My question is the following. It looks really easy, and so I 'just did it'... getting a completely difference answer. I'm clearly doing something rather stupid, but I can't for the life of me see what!
Let $T \sim \text{Exp}(1)$. Set $X_t = e^t 1_{\{T<t\}}$. Show that $$E(X_t1_{\{T>r\}}) = E(X_s1_{\{T>r\}}) \; \text{for} \ r \le s \le t.$$
Here's what I've done:
$$E(X_t1_{T>r}) = E(e^t1_{r<T<t}) = e^tP(r<T<t) = e^t(e^{-r}-e^{-t}) = e^{t-r}-1,$$ $$E(X_s1_{T>r}) = E(e^s1_{r<T<s}) = e^sP(r<T<s) = e^s(e^{-r}-e^{-s}) = e^{s-r}-1.$$ Thus the two aren't equal...
Any advice on this would be most appreciated!
Just before this, the question asks to describe the natural filtration of $X$. It then goes on after to ask to deduce that $(X_t)_{t \ge 0}$ is a cadlag martingale. That should be fine: just use the fact that the indicator functions will form a $\pi$ system containing the $\sigma$-algebra and apply Dynkin's lemma (or something like that) -- that's not the important bit of this SE question.

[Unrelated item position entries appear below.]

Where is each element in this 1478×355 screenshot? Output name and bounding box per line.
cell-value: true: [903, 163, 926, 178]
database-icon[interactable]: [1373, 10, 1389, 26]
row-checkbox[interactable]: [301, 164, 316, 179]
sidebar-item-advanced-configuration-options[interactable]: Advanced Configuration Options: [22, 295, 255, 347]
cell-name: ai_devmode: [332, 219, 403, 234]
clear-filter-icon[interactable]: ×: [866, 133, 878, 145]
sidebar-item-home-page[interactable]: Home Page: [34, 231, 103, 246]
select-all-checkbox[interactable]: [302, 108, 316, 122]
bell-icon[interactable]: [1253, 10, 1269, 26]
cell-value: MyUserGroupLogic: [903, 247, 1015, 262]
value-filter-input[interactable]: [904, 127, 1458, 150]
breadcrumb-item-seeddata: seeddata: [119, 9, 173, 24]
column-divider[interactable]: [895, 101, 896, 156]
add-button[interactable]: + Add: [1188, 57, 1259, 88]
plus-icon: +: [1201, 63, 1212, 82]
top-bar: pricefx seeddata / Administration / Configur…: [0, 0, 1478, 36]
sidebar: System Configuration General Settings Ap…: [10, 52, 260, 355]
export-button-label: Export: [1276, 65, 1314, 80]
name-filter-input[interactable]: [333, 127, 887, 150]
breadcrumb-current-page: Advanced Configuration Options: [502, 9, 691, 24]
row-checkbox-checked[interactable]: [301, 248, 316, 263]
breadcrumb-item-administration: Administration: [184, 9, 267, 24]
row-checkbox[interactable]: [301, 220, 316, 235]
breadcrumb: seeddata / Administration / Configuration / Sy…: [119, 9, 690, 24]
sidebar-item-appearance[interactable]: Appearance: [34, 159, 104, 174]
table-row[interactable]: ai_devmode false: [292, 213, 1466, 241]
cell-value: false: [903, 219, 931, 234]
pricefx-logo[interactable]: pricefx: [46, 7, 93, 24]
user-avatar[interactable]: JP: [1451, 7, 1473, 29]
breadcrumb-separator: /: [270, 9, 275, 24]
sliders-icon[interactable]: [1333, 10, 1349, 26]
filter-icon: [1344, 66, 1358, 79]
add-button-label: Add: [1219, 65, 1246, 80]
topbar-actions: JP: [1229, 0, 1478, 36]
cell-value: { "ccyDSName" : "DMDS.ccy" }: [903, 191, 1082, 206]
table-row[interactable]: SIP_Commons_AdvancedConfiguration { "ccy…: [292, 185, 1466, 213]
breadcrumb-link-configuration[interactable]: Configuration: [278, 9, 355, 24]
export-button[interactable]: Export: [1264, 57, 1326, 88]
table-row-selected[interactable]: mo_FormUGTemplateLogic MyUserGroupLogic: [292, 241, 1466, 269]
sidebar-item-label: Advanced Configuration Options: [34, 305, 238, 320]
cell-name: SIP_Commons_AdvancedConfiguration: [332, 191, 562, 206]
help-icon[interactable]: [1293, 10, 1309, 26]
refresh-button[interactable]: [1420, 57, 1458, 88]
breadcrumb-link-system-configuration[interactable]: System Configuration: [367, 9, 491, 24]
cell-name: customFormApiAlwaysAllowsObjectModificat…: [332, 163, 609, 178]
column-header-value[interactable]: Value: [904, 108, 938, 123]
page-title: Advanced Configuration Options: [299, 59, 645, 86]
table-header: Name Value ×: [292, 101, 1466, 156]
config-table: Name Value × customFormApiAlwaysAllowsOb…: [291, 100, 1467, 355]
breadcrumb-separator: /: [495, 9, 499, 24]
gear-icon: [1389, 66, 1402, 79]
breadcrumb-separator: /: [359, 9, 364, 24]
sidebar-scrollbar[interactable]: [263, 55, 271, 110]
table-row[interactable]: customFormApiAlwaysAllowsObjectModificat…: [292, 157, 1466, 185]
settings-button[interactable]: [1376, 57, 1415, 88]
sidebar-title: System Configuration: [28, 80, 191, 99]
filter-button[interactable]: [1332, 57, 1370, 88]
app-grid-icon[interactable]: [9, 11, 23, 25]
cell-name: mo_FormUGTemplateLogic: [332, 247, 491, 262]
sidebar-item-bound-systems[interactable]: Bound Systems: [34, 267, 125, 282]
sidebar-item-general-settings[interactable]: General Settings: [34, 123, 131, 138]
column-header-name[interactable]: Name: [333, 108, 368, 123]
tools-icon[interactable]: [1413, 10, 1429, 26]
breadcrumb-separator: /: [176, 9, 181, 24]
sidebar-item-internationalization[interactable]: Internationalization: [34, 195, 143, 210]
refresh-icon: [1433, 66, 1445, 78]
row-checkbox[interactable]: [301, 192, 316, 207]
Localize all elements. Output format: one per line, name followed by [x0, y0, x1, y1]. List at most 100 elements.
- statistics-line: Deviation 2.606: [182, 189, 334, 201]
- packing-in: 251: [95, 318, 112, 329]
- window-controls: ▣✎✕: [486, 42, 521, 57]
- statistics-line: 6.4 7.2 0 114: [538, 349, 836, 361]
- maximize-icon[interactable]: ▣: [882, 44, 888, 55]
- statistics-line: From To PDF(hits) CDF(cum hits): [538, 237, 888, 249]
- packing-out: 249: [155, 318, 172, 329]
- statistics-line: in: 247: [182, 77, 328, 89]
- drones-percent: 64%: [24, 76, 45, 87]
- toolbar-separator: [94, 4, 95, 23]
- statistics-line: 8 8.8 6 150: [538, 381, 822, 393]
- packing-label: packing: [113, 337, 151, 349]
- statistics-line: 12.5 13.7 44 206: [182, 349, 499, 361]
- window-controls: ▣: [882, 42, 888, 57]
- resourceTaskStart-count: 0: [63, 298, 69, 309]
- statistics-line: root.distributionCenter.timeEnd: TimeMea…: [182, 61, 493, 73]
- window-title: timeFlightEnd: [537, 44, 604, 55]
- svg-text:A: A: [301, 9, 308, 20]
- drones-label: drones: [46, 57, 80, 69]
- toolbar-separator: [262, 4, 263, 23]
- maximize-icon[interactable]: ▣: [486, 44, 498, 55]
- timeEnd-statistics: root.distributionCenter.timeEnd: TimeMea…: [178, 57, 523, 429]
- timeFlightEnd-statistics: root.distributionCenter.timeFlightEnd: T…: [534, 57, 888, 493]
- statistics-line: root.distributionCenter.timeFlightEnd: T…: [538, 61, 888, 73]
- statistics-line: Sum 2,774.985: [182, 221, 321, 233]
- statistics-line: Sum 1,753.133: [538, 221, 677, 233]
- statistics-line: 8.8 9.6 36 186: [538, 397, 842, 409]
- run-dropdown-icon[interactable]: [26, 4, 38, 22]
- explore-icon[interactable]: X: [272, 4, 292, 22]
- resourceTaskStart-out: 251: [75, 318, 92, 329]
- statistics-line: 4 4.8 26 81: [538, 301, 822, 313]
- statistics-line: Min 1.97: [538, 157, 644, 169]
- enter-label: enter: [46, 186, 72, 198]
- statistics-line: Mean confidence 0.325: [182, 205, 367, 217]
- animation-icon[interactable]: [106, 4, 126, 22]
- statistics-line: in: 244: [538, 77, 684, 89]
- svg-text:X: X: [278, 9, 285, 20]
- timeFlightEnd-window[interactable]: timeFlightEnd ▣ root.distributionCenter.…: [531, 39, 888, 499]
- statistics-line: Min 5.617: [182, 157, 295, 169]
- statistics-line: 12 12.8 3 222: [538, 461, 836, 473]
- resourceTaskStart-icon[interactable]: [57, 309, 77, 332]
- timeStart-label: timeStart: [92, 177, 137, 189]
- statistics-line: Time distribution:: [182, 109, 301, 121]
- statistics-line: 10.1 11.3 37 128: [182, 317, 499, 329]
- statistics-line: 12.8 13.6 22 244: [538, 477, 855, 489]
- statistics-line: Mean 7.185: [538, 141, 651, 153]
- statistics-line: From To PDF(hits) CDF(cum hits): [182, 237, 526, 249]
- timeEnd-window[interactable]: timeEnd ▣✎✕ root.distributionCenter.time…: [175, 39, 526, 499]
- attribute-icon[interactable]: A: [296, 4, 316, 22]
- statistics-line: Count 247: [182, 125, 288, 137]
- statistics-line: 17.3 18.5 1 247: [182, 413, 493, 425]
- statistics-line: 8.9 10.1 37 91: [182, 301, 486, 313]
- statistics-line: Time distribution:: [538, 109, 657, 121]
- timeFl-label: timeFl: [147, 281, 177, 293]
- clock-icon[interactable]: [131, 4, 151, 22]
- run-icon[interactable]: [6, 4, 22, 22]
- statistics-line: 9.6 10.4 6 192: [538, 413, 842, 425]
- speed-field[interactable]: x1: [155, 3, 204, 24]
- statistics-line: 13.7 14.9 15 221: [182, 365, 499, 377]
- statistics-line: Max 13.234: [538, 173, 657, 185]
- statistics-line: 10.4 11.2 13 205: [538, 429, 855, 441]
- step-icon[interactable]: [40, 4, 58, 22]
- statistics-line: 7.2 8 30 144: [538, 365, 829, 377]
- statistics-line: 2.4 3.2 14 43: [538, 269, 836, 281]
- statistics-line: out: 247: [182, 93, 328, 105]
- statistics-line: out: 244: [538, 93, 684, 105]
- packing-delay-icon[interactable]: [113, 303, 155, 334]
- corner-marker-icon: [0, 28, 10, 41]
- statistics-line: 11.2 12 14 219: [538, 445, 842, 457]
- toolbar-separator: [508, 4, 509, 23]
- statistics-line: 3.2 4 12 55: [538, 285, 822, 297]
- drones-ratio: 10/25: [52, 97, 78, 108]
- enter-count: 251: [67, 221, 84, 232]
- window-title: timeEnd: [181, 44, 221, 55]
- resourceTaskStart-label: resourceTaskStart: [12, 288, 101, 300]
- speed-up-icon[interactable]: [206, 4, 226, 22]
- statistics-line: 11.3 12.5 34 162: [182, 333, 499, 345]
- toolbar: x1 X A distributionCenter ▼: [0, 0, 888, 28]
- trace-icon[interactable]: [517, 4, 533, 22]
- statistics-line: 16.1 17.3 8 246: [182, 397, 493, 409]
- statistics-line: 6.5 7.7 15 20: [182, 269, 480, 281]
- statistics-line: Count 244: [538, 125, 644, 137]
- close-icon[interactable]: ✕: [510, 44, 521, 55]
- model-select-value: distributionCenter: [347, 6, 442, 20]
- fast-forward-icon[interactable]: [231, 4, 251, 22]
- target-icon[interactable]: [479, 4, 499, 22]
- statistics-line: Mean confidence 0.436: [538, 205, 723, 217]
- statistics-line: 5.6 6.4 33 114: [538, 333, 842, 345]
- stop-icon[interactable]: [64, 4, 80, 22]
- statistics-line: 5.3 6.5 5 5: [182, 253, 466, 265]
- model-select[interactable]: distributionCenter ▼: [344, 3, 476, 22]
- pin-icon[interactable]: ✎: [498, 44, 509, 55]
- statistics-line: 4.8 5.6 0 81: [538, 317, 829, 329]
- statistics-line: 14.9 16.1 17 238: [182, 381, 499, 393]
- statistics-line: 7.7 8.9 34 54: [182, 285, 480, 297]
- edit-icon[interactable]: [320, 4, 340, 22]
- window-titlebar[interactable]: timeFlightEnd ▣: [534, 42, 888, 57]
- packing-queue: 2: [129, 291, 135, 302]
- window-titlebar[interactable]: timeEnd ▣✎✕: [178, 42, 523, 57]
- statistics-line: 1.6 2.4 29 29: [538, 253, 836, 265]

I think your calculation is correct (there is a typo in the 2nd line, 2nd "=", it should read $e^s$ instead of $e^t$). It implies that $(X_t)_{t \geq 0}$ is a submartingale. In fact, that's the best we can expect as $\mathbb{E}X_t$ is (strictly) increasing. (Note that $\mathbb{E}X_0=0$ and $\mathbb{E}(X_t)= e^t \mathbb{P}(T<t) \to \infty$ as $t \to \infty$.)